The $120 ticket laminate is printed with the words “thank you for witnessing history.” The same phrase appears on the 2023 laminate, the 2024 laminate, and the 2025 laminate. A lanyard invoice from Hackensack Print Works, obtained via a records request, shows Ouellette has ordered exactly 1,200 units with that wording every year since 2022. The invoice line item reads “annual reprint, LAST IGI commemorative lanyard, same plate, do not change.”

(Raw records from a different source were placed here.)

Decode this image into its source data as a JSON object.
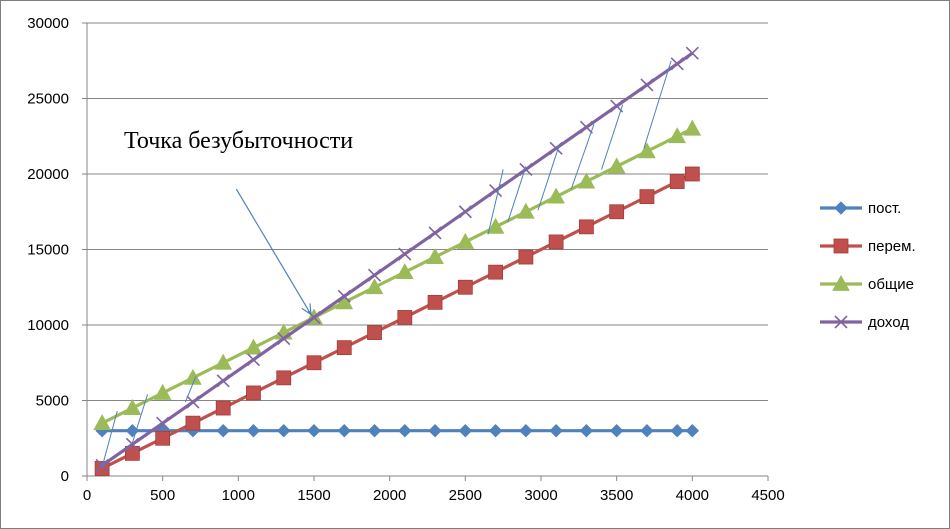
{
  "chart_data": {
    "type": "line",
    "title": "",
    "xlabel": "",
    "ylabel": "",
    "xlim": [
      0,
      4500
    ],
    "ylim": [
      0,
      30000
    ],
    "x_ticks": [
      0,
      500,
      1000,
      1500,
      2000,
      2500,
      3000,
      3500,
      4000,
      4500
    ],
    "y_ticks": [
      0,
      5000,
      10000,
      15000,
      20000,
      25000,
      30000
    ],
    "grid": "horizontal",
    "legend_position": "right",
    "x": [
      100,
      300,
      500,
      700,
      900,
      1100,
      1300,
      1500,
      1700,
      1900,
      2100,
      2300,
      2500,
      2700,
      2900,
      3100,
      3300,
      3500,
      3700,
      3900,
      4000
    ],
    "series": [
      {
        "name": "пост.",
        "color": "#4f81bd",
        "marker": "diamond",
        "values": [
          3000,
          3000,
          3000,
          3000,
          3000,
          3000,
          3000,
          3000,
          3000,
          3000,
          3000,
          3000,
          3000,
          3000,
          3000,
          3000,
          3000,
          3000,
          3000,
          3000,
          3000
        ]
      },
      {
        "name": "перем.",
        "color": "#c0504d",
        "marker": "square",
        "values": [
          500,
          1500,
          2500,
          3500,
          4500,
          5500,
          6500,
          7500,
          8500,
          9500,
          10500,
          11500,
          12500,
          13500,
          14500,
          15500,
          16500,
          17500,
          18500,
          19500,
          20000
        ]
      },
      {
        "name": "общие",
        "color": "#9bbb59",
        "marker": "triangle",
        "values": [
          3500,
          4500,
          5500,
          6500,
          7500,
          8500,
          9500,
          10500,
          11500,
          12500,
          13500,
          14500,
          15500,
          16500,
          17500,
          18500,
          19500,
          20500,
          21500,
          22500,
          23000
        ]
      },
      {
        "name": "доход",
        "color": "#8064a2",
        "marker": "x",
        "values": [
          700,
          2100,
          3500,
          4900,
          6300,
          7700,
          9100,
          10500,
          11900,
          13300,
          14700,
          16100,
          17500,
          18900,
          20300,
          21700,
          23100,
          24500,
          25900,
          27300,
          28000
        ]
      }
    ],
    "annotation": {
      "text": "Точка безубыточности",
      "arrow_from": [
        1000,
        19000
      ],
      "arrow_to": [
        1480,
        10700
      ]
    },
    "hatch_lines": [
      [
        [
          100,
          600
        ],
        [
          200,
          4300
        ]
      ],
      [
        [
          300,
          2200
        ],
        [
          400,
          5400
        ]
      ],
      [
        [
          650,
          4900
        ],
        [
          720,
          6600
        ]
      ],
      [
        [
          2650,
          16000
        ],
        [
          2750,
          20300
        ]
      ],
      [
        [
          2780,
          16800
        ],
        [
          2900,
          20500
        ]
      ],
      [
        [
          2980,
          17600
        ],
        [
          3120,
          21900
        ]
      ],
      [
        [
          3200,
          19000
        ],
        [
          3350,
          23300
        ]
      ],
      [
        [
          3400,
          20300
        ],
        [
          3540,
          24600
        ]
      ],
      [
        [
          3680,
          21700
        ],
        [
          3860,
          27500
        ]
      ]
    ]
  }
}
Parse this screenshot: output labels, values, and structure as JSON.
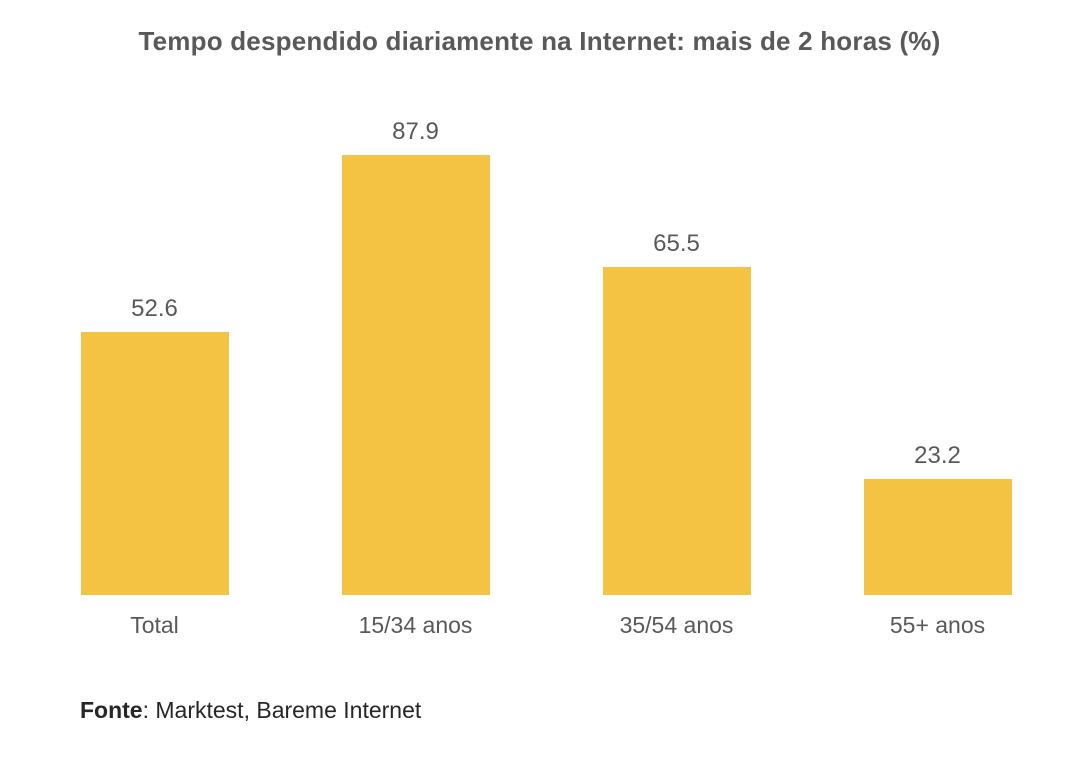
{
  "title": "Tempo despendido diariamente na Internet: mais de 2 horas (%)",
  "source": {
    "label": "Fonte",
    "text": ": Marktest, Bareme Internet"
  },
  "colors": {
    "bar": "#F5C344",
    "label_text": "#595959",
    "source_text": "#262626",
    "background": "#FFFFFF"
  },
  "chart_data": {
    "type": "bar",
    "categories": [
      "Total",
      "15/34 anos",
      "35/54 anos",
      "55+ anos"
    ],
    "values": [
      52.6,
      87.9,
      65.5,
      23.2
    ],
    "title": "Tempo despendido diariamente na Internet: mais de 2 horas (%)",
    "xlabel": "",
    "ylabel": "",
    "ylim": [
      0,
      100
    ],
    "grid": false,
    "legend": "none",
    "data_labels": true,
    "bar_color": "#F5C344",
    "source": "Fonte: Marktest, Bareme Internet"
  }
}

U.S. Marine Corps / Public domain

“Exact same energy as last year’s final event and the one before that,” said Colby Kwan, 42, a South Orange resident who has attended every IGI since 2014. Kwan described the opening video package as “the exact same orchestral rip, exact same slow-motion walk-in of Devlin through the curtain, exact same ‘this is the end, but also it was the beginning’ voiceover.” Kwan was asked if he would return in 2027 for IGI: The Real Final Event. He said yes.

Ouellette’s wife Cara has stopped attending. Sources close to the family say she stopped in late 2024, after that year’s closing ceremony in which Ouellette, microphone in hand, tearfully thanked her “for supporting me through this final chapter” for the third consecutive summer. Cara was seen that night eating dinner alone at an Italian restaurant two blocks from the venue.

Their oldest son, Declan Ouellette, 19, has for the past two years operated an Etsy storefront under the pseudonym “EastCoastGrappleShop,” selling bootleg “LAST IGI” hoodies, keychains, and one successful line of “FINAL FINAL IGI” dad hats. Declan’s store has outsold the official IGI merch booth two years running. His gross revenue from the 2025 event alone was $41,200. He invoices his father’s promotion nothing and pays no royalties.

Devlin Ouellette is aware of the Etsy store. He has been aware since November 2024, when a gym cousin forwarded him a link. He has not addressed it. He did not address it in the annual family Thanksgiving toast, at which he once again thanked his son for “being the reason I keep doing this.” Declan, seated at the table, nodded and continued eating.

In a post-press-conference interview, Ouellette was asked whether there was any scenario in which IGI would not return in 2027. He paused for a long time. Then he said, “Well, if the sport doesn’t need me.”

The sport has not yet been reached for comment.